- Born: July 25, 1962 (age 64) Spanish Harlem, Manhattan, New York
- Occupations: Actor, singer, producer
- Years active: 1993 - Present

= Eddie Marrero =

American actor (born 1962)

Edgardo Rafael Marrero (born July 25, 1962), known professionally as Eddie Marrero, is an American actor, singer, producer, record executive, and humanitarian.

==Bio==

Eddie Marrero was born in Spanish Harlem's "El Barrio" to Puerto Rican parents. He began his acting career as a young child when his mother worked for Jack L. Warner, founder and Chief Executive Officer of Warner Bros. He attended the New York University Film School and the Juilliard School of Music.

Having previously acted in stage plays and musicals, his first professional acting role came in 1993 when he was cast in a non-speaking role in the film The Saint of Fort Washington. He has since worked on film, television, and theater projects, with minor roles in White Man's Burden and Kate & Leopold. He is most recently noted for his supporting role in Find Me Guilty, directed by Sidney Lumet.

In television, Marrero first appeared in Sidney Lumet's A&E drama 100 Centre Street, following Lumet's satisfaction with Marrero's performance in Find Me Guilty.
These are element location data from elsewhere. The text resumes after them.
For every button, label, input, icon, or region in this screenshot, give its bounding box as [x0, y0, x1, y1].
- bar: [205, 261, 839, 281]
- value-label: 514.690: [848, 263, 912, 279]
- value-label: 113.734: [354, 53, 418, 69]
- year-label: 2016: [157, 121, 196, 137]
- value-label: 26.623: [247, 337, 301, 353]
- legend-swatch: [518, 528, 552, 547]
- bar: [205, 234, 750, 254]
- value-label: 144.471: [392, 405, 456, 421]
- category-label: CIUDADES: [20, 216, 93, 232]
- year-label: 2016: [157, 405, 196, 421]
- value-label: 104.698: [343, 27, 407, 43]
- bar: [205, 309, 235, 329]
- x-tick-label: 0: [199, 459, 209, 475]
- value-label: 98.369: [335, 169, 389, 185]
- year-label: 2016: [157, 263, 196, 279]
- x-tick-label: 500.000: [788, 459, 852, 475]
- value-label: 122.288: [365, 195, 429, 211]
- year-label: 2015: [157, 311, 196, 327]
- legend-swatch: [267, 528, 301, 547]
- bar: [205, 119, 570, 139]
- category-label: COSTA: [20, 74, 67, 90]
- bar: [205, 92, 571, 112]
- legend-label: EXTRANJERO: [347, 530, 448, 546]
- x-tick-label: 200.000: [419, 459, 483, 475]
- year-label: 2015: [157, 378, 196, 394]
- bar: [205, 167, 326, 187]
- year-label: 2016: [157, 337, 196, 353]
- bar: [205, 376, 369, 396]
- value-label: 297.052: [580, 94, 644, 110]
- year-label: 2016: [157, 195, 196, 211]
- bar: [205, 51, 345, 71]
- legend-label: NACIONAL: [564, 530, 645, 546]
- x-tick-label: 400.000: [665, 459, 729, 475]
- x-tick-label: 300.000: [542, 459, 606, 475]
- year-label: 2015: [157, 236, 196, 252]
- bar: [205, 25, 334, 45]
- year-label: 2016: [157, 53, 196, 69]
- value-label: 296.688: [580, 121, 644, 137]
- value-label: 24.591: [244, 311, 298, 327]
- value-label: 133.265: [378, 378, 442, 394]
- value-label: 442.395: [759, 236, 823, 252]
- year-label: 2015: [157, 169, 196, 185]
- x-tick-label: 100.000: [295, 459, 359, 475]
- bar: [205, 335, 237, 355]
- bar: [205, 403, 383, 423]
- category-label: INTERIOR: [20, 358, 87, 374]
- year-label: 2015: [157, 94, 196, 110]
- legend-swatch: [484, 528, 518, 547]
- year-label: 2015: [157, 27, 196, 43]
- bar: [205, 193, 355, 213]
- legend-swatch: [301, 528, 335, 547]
Since then, Eddie Marrero has appeared on the Late Show with David Letterman and in the mini-series Miracle's Boys for Nickelodeon’s The N. His other television credits include NBC's Third Watch, as well as Law & Order: Criminal Intent in the episode “Sex Club”. On stage, Eddie Marrero starred in the world premiere Off-Broadway play "La Lupe: My Life My Destiny" along with Puerto Rican soap star Sully Diaz.

In recent years, Eddie Marrero has shifted his focus to music, releasing his first EP Album, Eddie Marrero, Con Amor in 2013, a tribute album to musical icon Frank Sinatra. Sung entirely in Spanish, Eddie covers some classic hits like All The Way, All Of Me, I've Got You Under My Skin, My Way. In 2016, he followed up with his sophomore release, Timeless Christmas, a holiday album that has gained traction on iHeart Radio and Spotify, among others. In 2019, he released his first music video, to The Christmas Song.

Presently, Marrero operates ERM Entertainment, Inc., a music and film corporation that produces independent artists, films, and commercial projects.

In 1997, he founded the Umoja Youth Project, a youth gospel choir. He is also the founder and producing artistic director of Three Lions Stage.